Yes, it is important to be transparent but there is no need to share every nitty gritty detail in an interview. As a professional you must be able to distinguish between what is relevant and what is not. An interview is not an opportunity to make new friends or to vent about your hardships, but rather the time to show your most professional self and to highlight details that are relevant to the position you are targeting.
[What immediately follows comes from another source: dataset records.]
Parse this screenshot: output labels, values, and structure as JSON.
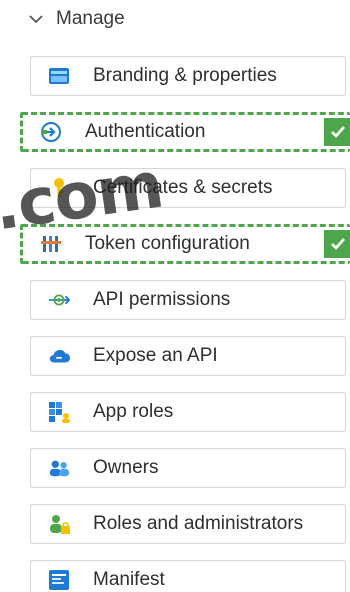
{
  "section": {
    "label": "Manage",
    "icon": "chevron-down-icon"
  },
  "items": [
    {
      "label": "Branding & properties",
      "icon": "branding-icon",
      "selected": false
    },
    {
      "label": "Authentication",
      "icon": "authentication-icon",
      "selected": true
    },
    {
      "label": "Certificates & secrets",
      "icon": "key-icon",
      "selected": false
    },
    {
      "label": "Token configuration",
      "icon": "token-icon",
      "selected": true
    },
    {
      "label": "API permissions",
      "icon": "api-permissions-icon",
      "selected": false
    },
    {
      "label": "Expose an API",
      "icon": "cloud-icon",
      "selected": false
    },
    {
      "label": "App roles",
      "icon": "app-roles-icon",
      "selected": false
    },
    {
      "label": "Owners",
      "icon": "owners-icon",
      "selected": false
    },
    {
      "label": "Roles and administrators",
      "icon": "roles-admin-icon",
      "selected": false
    },
    {
      "label": "Manifest",
      "icon": "manifest-icon",
      "selected": false
    }
  ],
  "watermark": ".com",
  "colors": {
    "selection": "#4ea64a",
    "brand_blue": "#1f7ad3",
    "key_yellow": "#f2c200"
  }
}
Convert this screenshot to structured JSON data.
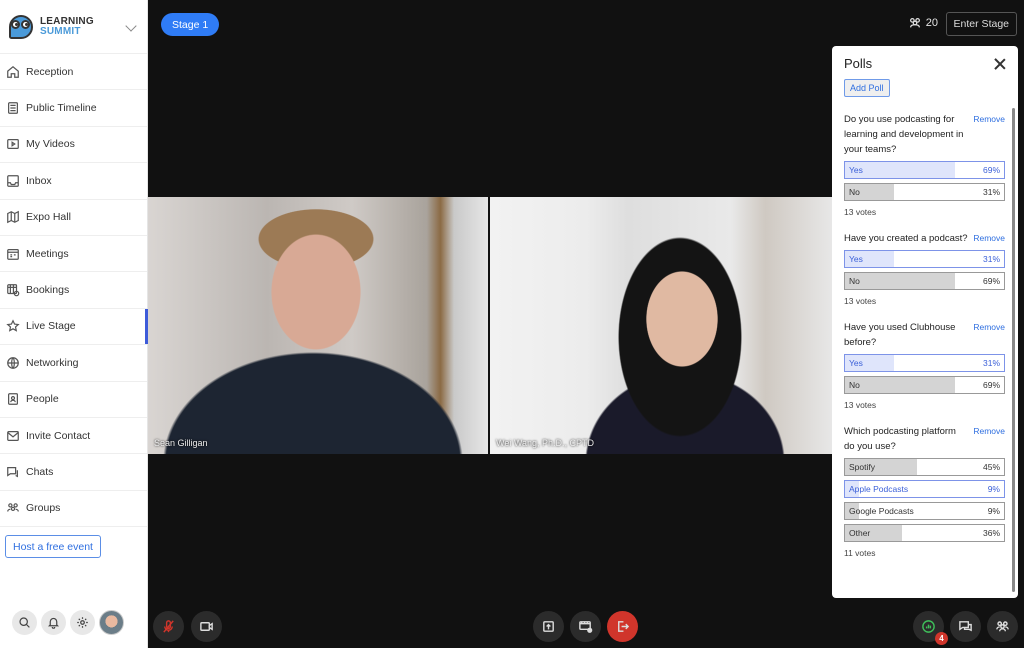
{
  "brand": {
    "line1": "LEARNING",
    "line2": "SUMMIT"
  },
  "sidebar": {
    "items": [
      {
        "label": "Reception",
        "icon": "home-icon"
      },
      {
        "label": "Public Timeline",
        "icon": "document-icon"
      },
      {
        "label": "My Videos",
        "icon": "video-play-icon"
      },
      {
        "label": "Inbox",
        "icon": "inbox-icon"
      },
      {
        "label": "Expo Hall",
        "icon": "map-icon"
      },
      {
        "label": "Meetings",
        "icon": "calendar-icon"
      },
      {
        "label": "Bookings",
        "icon": "calendar-clock-icon"
      },
      {
        "label": "Live Stage",
        "icon": "star-icon",
        "active": true
      },
      {
        "label": "Networking",
        "icon": "globe-icon"
      },
      {
        "label": "People",
        "icon": "person-badge-icon"
      },
      {
        "label": "Invite Contact",
        "icon": "envelope-icon"
      },
      {
        "label": "Chats",
        "icon": "chat-icon"
      },
      {
        "label": "Groups",
        "icon": "group-icon"
      }
    ],
    "host_button": "Host a free event"
  },
  "stage": {
    "pill": "Stage 1",
    "attendee_count": "20",
    "enter_button": "Enter Stage",
    "videos": [
      {
        "name": "Sean Gilligan"
      },
      {
        "name": "Wei Wang, Ph.D., CPTD"
      }
    ],
    "badge_count": "4"
  },
  "polls": {
    "title": "Polls",
    "add_label": "Add Poll",
    "remove_label": "Remove",
    "items": [
      {
        "question": "Do you use podcasting for learning and development in your teams?",
        "options": [
          {
            "label": "Yes",
            "percent": "69%",
            "value": 69,
            "selected": true
          },
          {
            "label": "No",
            "percent": "31%",
            "value": 31,
            "selected": false
          }
        ],
        "votes": "13 votes"
      },
      {
        "question": "Have you created a podcast?",
        "options": [
          {
            "label": "Yes",
            "percent": "31%",
            "value": 31,
            "selected": true
          },
          {
            "label": "No",
            "percent": "69%",
            "value": 69,
            "selected": false
          }
        ],
        "votes": "13 votes"
      },
      {
        "question": "Have you used Clubhouse before?",
        "options": [
          {
            "label": "Yes",
            "percent": "31%",
            "value": 31,
            "selected": true
          },
          {
            "label": "No",
            "percent": "69%",
            "value": 69,
            "selected": false
          }
        ],
        "votes": "13 votes"
      },
      {
        "question": "Which podcasting platform do you use?",
        "options": [
          {
            "label": "Spotify",
            "percent": "45%",
            "value": 45,
            "selected": false
          },
          {
            "label": "Apple Podcasts",
            "percent": "9%",
            "value": 9,
            "selected": true
          },
          {
            "label": "Google Podcasts",
            "percent": "9%",
            "value": 9,
            "selected": false
          },
          {
            "label": "Other",
            "percent": "36%",
            "value": 36,
            "selected": false
          }
        ],
        "votes": "11 votes"
      }
    ]
  },
  "colors": {
    "accent": "#2f7cf6",
    "active_indicator": "#3d5bd9",
    "danger": "#d0352b",
    "poll_selected": "#dfe5fb",
    "poll_fill": "#d4d4d4"
  }
}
Over the years, we have seen many qualified professionals miss out on great employment opportunities because they revealed too much and over-shared personal information. When walking into an interview, please leave all of this at the door (all true stories):

  • marital status (or pending divorce), as well as your need to consult your spouse for any every decision you are making
  • number of kids (their names, hobbies, pictures)
  • lawsuits (pending or former)
  • conflicts (personal and professional)
  • religious preferences and convictions … unless you are applying to be a member of the clergy, of course

But shouldn’t I be honest?”, you say. Well, keep in mind that honesty is demonstrated via fully transparent answers to specific questions posed to you. Naturally, you should never lie in an interview. Unprompted “honesty” (ie: over-sharing), on the other hand, points to a temporary lapse in your judgement skills and hence raises a red flag. It is imperative to stay focused during an interview and portray information relevant to the position and organization being considered.